A flaw was found in polkit before version 0.116. The implementation of the polkit_backend_interactive_authority_check_authorization function in polkitd allows to test for authentication and trigger authentication of unrelated processes owned by other users. This may result in a local DoS and information disclosure.
The product does not perform or incorrectly performs an authorization check when an actor attempts to access a resource or perform an action.
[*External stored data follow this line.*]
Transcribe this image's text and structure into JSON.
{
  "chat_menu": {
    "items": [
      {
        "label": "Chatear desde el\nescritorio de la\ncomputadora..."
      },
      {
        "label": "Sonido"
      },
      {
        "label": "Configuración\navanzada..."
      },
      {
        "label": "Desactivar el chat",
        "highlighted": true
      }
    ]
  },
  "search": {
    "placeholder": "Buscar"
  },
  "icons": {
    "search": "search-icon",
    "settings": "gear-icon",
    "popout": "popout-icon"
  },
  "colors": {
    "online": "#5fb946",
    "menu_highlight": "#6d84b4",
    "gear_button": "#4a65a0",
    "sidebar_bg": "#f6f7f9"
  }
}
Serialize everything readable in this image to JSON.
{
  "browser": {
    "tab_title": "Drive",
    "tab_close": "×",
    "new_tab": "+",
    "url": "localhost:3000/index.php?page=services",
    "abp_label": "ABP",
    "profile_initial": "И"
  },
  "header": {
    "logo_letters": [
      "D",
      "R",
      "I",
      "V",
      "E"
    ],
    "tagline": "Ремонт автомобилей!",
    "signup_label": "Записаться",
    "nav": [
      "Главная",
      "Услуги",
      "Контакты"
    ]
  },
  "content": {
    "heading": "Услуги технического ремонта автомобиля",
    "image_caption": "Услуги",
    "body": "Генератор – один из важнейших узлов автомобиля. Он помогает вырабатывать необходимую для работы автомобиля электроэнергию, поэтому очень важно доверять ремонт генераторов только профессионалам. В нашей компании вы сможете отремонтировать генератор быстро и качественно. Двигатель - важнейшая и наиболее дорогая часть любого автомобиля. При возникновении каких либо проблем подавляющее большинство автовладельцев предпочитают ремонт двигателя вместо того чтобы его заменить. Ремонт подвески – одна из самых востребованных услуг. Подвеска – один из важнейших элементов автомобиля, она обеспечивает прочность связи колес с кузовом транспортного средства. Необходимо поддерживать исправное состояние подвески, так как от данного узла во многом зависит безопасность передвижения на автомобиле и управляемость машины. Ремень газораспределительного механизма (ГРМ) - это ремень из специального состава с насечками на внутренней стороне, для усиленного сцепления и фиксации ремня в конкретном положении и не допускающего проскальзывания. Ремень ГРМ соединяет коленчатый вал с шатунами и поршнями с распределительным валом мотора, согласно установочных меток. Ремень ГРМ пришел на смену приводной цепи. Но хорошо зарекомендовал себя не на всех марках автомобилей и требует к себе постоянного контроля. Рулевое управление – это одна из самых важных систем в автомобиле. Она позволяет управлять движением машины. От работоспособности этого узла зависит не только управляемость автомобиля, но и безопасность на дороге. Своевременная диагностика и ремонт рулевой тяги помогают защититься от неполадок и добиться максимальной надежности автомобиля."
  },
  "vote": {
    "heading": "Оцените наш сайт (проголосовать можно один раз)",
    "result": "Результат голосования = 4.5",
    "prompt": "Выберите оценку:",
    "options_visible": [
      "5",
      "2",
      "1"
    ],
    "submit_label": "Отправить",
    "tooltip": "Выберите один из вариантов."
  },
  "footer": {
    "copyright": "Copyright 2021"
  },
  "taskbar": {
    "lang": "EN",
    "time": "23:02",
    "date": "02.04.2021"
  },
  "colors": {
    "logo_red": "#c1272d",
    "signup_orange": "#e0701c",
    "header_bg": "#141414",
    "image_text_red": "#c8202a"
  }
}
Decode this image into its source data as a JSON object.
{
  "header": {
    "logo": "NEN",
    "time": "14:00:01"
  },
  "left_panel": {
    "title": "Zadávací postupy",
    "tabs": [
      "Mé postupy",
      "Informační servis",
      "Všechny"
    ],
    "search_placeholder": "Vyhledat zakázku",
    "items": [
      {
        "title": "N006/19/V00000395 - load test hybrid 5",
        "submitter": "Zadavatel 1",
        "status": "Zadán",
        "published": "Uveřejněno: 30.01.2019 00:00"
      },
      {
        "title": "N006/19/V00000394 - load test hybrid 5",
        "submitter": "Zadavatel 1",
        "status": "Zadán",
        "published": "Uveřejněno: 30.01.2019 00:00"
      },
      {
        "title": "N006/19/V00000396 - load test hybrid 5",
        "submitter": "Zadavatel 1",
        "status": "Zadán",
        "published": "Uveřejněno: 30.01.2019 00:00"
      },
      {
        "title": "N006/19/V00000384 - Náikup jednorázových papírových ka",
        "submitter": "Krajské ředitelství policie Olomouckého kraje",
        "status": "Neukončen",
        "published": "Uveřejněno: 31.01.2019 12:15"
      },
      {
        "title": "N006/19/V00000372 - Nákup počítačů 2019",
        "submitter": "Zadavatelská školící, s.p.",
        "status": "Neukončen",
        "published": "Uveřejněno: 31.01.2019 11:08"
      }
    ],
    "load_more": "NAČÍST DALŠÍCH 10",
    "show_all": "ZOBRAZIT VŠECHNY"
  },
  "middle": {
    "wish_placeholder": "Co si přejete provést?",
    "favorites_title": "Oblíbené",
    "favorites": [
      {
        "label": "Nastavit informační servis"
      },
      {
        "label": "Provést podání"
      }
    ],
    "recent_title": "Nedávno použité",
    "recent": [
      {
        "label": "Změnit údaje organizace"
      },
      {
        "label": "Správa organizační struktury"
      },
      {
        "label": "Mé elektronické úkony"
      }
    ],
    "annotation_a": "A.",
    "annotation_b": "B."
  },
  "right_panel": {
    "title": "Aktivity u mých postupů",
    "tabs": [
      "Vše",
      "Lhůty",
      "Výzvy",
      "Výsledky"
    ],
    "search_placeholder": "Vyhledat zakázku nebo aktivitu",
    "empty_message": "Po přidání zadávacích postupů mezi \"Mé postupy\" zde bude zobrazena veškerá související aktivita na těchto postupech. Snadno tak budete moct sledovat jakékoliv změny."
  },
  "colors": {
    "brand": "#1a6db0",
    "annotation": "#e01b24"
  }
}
Name | Vendor | Start Version | End Version |
---|---|---|---|
Debian_linux | Debian | 8.0 (including) | 8.0 (including) |
Red Hat Enterprise Linux 7 | RedHat | polkit-0:0.112-26.el7 | * |
Policykit-1 | Ubuntu | artful | * |
Policykit-1 | Ubuntu | bionic | * |
Policykit-1 | Ubuntu | trusty | * |
Policykit-1 | Ubuntu | upstream | * |
Policykit-1 | Ubuntu | xenial | * |
Assuming a user with a given identity, authorization is the process of determining whether that user can access a given resource, based on the user’s privileges and any permissions or other access-control specifications that apply to the resource. When access control checks are not applied consistently - or not at all - users are able to access data or perform actions that they should not be allowed to perform. This can lead to a wide range of problems, including information exposures, denial of service, and arbitrary code execution.